Pikmeer-arrest maakt milieucriminelen
De Pikmeer-arresten van de Hoge Raad hebben van de regionaal inspecteur van VROM voor Brabant en Limburg, drs. J.C. van Scherpenzeel, een milieucrimineel gemaakt. Hij misbruikt zijn positie om een houtimpregneerbedrijf in Sint Oedenrode behulpzaam te zijn bij het plegen van de zwaarste milieumisdrijven die binnen de Europese Unie mogelijk zijn.
Door Ad van Rooij
Bij brief van 29 augustus 2002 heb ik aan de regionaal inspecteur van VROM drs. J.C. van Scherpenzeel een origineel exemplaar laten toekomen van Kleintje Muurkrant 370 van 16 augustus 2002 met daarin het artikel "VROM-inspecteur helpt milieucriminelen". Betreffend artikel bevat letterlijk de volgende tekst: "De regionaal inspecteur van VROM voor Brabant en Limburg, drs. J.C. van Scherpenzeel, misbruikt zijn positie om een houtimpregneerbedrijf in Sint-Oedenrode behulpzaam te zijn bij 't plegen van de zwaarste milieumisdrijven die binnen de Europese Unie mogelijk zijn. Mijn verzoek om handhaving van 13 juli 2002 om daartegen op te treden, doet hij af met de leugenachtige woorden: "zolang er geen sprake is van nieuwe feiten of omstandigheden zal ik op uw correspondentie niet meer reageren".

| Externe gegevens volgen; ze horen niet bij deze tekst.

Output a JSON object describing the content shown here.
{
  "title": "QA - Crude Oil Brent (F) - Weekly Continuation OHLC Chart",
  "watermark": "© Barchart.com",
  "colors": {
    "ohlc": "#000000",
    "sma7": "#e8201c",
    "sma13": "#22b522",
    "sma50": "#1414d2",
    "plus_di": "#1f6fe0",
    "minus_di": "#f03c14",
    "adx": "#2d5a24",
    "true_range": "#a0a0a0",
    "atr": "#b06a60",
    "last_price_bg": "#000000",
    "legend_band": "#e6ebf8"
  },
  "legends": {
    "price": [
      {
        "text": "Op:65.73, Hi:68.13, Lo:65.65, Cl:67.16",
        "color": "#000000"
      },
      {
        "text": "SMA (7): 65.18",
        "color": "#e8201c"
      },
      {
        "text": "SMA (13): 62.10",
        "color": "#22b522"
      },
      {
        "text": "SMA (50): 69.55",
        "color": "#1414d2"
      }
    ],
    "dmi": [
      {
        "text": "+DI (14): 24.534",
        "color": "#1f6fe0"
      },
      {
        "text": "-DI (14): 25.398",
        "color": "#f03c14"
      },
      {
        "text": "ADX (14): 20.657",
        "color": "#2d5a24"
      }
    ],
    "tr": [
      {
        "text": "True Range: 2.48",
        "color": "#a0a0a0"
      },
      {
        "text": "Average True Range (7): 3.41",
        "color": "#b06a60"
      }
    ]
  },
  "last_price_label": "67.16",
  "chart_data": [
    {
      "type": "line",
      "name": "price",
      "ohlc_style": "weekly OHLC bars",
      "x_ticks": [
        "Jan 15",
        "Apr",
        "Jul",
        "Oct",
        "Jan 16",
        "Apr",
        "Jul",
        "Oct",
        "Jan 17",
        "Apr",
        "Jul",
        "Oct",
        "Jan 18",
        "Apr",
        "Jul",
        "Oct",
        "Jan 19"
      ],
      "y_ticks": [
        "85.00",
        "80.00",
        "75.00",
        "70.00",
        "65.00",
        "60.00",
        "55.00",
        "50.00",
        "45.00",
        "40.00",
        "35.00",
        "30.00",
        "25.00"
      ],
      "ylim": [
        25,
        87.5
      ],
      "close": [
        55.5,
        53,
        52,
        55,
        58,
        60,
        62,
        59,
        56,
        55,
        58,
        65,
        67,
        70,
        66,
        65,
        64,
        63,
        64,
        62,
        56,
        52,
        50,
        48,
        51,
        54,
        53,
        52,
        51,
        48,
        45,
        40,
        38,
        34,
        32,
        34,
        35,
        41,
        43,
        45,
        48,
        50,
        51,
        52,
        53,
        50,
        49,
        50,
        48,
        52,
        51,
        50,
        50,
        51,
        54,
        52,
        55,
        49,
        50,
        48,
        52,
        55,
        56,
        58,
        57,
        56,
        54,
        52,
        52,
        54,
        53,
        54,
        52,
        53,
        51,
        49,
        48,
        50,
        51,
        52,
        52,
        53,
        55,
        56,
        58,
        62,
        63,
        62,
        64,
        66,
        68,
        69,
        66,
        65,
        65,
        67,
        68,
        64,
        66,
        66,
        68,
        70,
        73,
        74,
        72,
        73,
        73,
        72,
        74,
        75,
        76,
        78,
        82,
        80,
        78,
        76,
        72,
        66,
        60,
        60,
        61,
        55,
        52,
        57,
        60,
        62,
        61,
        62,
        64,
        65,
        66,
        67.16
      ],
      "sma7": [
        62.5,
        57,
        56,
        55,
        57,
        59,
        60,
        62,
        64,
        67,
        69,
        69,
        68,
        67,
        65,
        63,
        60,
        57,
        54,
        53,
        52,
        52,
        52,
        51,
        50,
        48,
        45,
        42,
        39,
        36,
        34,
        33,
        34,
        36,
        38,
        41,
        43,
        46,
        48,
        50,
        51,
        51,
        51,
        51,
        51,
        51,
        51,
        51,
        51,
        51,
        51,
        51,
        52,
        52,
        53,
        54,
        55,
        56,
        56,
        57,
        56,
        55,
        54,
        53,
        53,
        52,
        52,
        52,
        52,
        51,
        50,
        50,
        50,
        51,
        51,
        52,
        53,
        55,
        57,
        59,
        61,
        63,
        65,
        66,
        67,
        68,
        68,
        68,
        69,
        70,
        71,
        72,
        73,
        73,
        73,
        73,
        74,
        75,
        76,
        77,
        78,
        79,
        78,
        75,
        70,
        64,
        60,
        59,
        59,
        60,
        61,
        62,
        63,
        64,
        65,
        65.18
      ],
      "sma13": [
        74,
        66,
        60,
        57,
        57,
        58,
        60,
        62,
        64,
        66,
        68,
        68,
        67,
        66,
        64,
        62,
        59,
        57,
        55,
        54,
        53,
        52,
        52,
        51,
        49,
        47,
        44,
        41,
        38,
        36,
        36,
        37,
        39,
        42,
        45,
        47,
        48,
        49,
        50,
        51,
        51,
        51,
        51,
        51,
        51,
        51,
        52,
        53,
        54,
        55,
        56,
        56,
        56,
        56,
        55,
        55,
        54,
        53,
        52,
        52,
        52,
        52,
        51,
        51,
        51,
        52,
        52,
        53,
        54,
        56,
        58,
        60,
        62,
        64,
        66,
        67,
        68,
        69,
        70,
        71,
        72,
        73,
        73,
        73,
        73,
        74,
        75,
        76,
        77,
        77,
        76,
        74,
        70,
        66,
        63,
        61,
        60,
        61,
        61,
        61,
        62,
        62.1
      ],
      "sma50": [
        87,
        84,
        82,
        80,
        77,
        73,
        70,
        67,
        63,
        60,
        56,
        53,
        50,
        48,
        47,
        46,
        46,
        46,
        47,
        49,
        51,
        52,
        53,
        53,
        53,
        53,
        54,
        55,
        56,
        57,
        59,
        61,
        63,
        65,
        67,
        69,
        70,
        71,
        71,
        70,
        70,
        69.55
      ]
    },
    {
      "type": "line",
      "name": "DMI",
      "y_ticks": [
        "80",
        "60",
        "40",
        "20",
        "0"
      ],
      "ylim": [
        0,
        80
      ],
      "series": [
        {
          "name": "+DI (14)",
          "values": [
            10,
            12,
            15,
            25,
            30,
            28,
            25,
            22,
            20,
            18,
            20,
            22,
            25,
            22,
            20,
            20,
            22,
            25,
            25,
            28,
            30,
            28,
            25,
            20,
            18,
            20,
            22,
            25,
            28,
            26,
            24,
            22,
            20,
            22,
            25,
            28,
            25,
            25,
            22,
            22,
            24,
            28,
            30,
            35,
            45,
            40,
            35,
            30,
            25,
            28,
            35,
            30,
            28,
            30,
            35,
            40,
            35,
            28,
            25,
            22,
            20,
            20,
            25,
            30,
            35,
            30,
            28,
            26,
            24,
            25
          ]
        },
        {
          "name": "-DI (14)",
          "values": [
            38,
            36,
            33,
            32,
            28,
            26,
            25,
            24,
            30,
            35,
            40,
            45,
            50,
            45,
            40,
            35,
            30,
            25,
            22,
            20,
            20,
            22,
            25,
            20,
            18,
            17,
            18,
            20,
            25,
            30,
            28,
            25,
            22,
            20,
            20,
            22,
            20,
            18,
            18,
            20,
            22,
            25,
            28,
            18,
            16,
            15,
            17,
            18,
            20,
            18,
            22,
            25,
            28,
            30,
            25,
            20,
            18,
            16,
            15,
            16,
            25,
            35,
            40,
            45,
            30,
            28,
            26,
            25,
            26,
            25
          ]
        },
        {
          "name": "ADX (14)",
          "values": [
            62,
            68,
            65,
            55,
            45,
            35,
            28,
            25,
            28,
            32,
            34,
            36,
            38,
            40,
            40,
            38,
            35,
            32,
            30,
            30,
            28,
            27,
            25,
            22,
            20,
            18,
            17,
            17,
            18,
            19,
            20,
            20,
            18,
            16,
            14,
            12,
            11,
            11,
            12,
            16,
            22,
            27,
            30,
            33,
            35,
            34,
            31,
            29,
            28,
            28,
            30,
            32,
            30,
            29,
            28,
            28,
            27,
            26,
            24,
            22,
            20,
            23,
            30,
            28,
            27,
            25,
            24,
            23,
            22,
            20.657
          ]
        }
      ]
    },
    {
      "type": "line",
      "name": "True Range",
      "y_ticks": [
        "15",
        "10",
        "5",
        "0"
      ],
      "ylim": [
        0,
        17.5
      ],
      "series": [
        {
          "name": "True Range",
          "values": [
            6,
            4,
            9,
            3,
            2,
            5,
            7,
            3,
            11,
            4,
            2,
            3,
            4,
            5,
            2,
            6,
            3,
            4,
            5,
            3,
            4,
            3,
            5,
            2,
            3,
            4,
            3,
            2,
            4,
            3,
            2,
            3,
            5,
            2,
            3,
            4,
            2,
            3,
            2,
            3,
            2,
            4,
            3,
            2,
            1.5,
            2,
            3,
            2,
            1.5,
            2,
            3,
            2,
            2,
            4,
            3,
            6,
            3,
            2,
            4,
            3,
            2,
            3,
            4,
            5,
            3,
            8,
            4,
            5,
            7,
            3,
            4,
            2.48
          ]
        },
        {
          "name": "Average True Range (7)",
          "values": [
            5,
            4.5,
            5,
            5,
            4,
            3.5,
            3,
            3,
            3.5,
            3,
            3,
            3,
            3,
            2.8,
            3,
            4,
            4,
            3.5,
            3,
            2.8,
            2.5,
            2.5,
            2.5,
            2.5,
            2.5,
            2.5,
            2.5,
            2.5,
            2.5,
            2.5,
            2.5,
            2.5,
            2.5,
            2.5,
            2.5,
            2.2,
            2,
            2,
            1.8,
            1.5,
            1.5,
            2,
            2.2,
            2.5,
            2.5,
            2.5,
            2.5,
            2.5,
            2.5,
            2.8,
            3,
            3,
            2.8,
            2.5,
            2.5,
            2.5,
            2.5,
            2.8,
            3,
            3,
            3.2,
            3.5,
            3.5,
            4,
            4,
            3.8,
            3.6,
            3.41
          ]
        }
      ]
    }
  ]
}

Een bedrijf dat opzettelijk de wet overtreedt pleegt een misdrijf. In gevallen dat wordt gewerkt met stoffen die een bijzonder ernstig risico voor mens en milieu inhouden, legt de Commissie van de Europese Gemeenschappen de EU-lidstaten bij Verordening rechtstreeks bindende voorschriften op. Zo'n bijzonder gevaarlijke stof is 'arseenzuur'. Arseenzuur is zeer giftig en levensgevaarlijk bij inademing, opname door de mond of bij huidcontact. Bij brand van produkten (hout) waarin arseenzuur zit verwerkt, moet al het bluswater worden opgevangen en later veilig worden verwerkt. De met arseenzuur besmette ogen of huid moeten onmiddellijk en tenminste 15 minuten lang met langsstromend water worden afgespoeld. Juist deze extreem gevaarlijke eigenschappen van arseenzuur heeft de Europese Commissie doen besluiten om bij Europese Verordening (EG) nr. 142/97 de fabrikanten en importeurs van produkten die arseenzuur bevatten te verplichten alle relevante informatie te verstrekken die nodig is om te voorkomen dat deze stof in water, bodem en lucht wordt gebracht en mensen daarmee in aanraking kunnen komen.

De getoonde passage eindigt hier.